At this point, the company has not become involved in any power generation ideas that require government subsidies, such as solar and wind, since these systems often encounters economic difficulties when scaled to commercially-viable enterprises. However, MDR does have a significant nuclear business primarily working for the U.S. Department of Energy.

Green Money from Offshore
McDermott's Offshore Oil and Gas Construction business continues to generate growth by providing support to exploration and production of oil and gas throughout the world. As of the first quarter of 2007, this segment's backlog grew to $4.2 billion from $2.4 billion in the first quarter of 2006, a 75% increase. Revenue grew by 86% to $550.3 million and operating income grew by 446% to $121.2 million.
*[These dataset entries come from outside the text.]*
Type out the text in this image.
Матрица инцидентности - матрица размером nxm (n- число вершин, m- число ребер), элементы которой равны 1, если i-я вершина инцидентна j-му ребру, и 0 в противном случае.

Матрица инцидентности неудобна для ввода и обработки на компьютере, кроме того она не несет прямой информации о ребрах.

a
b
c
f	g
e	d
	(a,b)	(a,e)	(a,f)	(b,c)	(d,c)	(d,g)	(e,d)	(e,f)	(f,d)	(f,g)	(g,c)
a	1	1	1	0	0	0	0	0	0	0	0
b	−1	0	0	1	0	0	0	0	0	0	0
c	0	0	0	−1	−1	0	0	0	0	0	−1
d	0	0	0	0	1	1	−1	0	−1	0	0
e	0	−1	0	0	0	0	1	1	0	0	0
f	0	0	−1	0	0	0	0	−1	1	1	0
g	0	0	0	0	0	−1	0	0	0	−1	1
Even this segment benefits from going green as countries and oil companies seek to meet more stringent environmental requirements. The companies' engineers are often asked to develop new approaches to the environmental challenges that the oil and gas industry faces.

MDR is not chasing the current, "hot" green technologies, though it is actively involved in pursuing ways to reduce generation of green houses gases while providing the necessary electrical power. McDermott's engineers have said that if the company had known earlier that CO2 elimination was important, it would have accomplished that, just like it eliminated other harmful particulates years ago.

If McDermott can achieve its goal of eliminating CO2 emissions, it should realize a substantial increase in the demand for its services and profit in the process.